Mis-portraying Weird
An inauthenticity spans every inch of “Freaky Tales” The film’s insistence that it’s strange is consistently proven false by its resistance to do anything actually risqué. For example, its opening segment’s heroic band of punks is the most sanitized depiction of the group. The entire subculture is dumbed down to folks who like rock music and accessories and hate racism and sexism. This is evocative of the entire film’s false counterculture sheen and easily digestible center made for mass audiences. That’s not to say the movie should have been made for a niche audience. Rather, it appears the filmmakers want to capture the alternative tone of the cult classics they homage throughout without having any idea what made those films different from the pack. While “Repo Man” and “The Lost Boys” were the specific visions of unique artists, “Freaky Tales” is an attempt to recreate those visions from directors who can only create mainstream, modern pictures.
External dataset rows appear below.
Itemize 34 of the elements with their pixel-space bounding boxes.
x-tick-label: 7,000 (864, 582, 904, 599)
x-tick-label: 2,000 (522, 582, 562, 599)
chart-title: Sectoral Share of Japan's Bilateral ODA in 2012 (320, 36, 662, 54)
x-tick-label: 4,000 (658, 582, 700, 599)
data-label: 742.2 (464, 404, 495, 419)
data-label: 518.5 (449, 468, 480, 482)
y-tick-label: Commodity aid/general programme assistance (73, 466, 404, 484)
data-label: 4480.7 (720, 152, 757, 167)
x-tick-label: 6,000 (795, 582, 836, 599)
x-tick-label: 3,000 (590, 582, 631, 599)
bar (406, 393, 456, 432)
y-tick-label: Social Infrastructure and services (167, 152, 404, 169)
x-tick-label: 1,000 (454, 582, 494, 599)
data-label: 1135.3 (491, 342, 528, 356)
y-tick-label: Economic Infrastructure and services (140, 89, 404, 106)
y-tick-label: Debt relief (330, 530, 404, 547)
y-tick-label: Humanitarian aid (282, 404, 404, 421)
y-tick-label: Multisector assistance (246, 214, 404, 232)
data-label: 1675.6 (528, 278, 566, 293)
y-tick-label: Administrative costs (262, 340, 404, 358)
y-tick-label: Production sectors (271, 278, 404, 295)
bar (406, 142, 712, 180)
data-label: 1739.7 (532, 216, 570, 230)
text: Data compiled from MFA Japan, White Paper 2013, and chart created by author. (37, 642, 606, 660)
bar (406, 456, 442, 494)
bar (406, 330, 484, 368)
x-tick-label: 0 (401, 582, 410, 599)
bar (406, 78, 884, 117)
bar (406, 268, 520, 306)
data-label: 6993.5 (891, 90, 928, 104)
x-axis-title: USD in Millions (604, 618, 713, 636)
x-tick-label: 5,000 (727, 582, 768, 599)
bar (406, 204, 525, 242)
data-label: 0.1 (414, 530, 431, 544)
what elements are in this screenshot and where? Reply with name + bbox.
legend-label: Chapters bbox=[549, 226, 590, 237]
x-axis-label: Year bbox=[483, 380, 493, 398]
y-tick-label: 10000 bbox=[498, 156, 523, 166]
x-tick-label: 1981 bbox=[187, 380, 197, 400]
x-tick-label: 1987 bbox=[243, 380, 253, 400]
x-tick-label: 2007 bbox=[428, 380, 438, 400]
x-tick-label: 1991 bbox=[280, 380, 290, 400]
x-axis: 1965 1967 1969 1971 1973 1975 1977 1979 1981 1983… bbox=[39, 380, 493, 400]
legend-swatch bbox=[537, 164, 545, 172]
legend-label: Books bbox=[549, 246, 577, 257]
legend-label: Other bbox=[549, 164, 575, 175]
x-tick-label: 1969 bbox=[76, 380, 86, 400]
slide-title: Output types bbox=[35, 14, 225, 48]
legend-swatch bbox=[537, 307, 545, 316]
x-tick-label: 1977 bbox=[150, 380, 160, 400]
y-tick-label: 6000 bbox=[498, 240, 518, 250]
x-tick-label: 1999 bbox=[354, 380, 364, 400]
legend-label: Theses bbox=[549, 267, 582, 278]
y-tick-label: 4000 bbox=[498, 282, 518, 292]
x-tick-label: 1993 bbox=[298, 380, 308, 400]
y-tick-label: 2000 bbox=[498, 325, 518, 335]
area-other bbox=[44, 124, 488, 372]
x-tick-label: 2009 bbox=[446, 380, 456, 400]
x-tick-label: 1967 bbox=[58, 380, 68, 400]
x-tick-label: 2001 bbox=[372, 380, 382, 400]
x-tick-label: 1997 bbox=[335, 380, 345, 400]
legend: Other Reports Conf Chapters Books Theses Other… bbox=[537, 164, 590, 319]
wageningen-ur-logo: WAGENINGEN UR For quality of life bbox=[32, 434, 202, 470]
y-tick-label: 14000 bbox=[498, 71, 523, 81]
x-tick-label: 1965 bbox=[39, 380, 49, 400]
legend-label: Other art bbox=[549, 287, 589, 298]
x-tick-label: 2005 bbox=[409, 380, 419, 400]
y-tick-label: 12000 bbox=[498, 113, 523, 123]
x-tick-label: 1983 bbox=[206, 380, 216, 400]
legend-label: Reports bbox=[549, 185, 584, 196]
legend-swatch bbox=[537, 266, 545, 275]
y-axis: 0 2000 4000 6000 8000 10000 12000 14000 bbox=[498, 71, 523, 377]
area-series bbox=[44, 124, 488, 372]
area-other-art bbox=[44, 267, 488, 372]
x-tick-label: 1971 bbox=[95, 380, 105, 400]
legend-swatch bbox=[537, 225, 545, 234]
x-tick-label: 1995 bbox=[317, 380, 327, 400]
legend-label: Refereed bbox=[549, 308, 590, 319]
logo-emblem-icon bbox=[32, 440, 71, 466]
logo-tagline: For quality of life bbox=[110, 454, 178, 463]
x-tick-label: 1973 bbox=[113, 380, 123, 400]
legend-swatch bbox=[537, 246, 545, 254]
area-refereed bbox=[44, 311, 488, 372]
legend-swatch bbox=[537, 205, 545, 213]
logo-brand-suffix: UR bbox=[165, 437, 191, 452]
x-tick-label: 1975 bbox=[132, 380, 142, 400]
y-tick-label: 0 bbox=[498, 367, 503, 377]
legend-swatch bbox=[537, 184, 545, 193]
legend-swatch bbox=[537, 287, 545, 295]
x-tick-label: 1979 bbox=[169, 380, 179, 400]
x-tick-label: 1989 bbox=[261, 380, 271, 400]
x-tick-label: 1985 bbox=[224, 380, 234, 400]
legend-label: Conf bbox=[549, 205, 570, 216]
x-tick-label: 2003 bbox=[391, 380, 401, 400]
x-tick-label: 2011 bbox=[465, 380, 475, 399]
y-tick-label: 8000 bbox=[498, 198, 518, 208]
In the individual segments, narrative drive is missing despite each one being set up as its own mini story. The points of singular scenes may be obvious while they’re playing out but in the larger picture, their inclusion is unnecessary and tacky. One of these is an extended cameo that is slapped into the middle of the film and plays no importance beyond being a wink to the camera. Crowd-pleasing bits like this are constant but are in direct interference with the retro camp it seems Boden and Fleck are trying to have. As for the overarching plot, the way all the tales become interconnected feels entirely contrived. The ways the stories intervene are not the result of thoughtful world-building but instead, thin, forced beats necessary to make events occur as they do. Even with all the absurd gore and neon-green lightning, the unengaging plots leave the viewer bored.
A Cast Wasted
The talented cast also cannot help but fall victim to the film’s mediocrity, with actors like Pedro Pascal, Dominique Thorne and Ben Mendelsohn all turning in forgettable performances. While there are moments you can tell they were having fun with the roles, getting the chance to act over the top, that fun never lasts, cut off by wooden lines and unremarkable direction. The one actor who is given anything even slightly memorable to do is Jay Ellis as “Sleepy” Floyd as he goes on a bloody massacre through a house full of nazis, easily the film’s best section. During this time, Boden and Fleck finally find the tone they’ve been looking for.
With cheap VHS filters, cue dots, random zoom-ins and a jam-packed soundtrack of 80s hits, Boden and Fleck have desperately tried to make an 80s film for today. But while they may have all the superficial elements of the films from that time down, they’ve made no change in their filmmaking style to create something that feels older. Instead, “Freaky Tales” resembles a Gen Z YouTuber’s take on what the 1980s were, taking cues from “Stranger Things” rather than researching the era. What’s strange about this is that both directors were both very alive and aware in 1987 making one think they’d know how to portray that year accurately. The simple premise of Oakland, California versus neo nazis with a magical twist sounds amazing and like a picture nearly anyone could get behind. Although, with execution this middling, it ends up being one of the biggest disappointments of the 2024 Sundance Film Festival.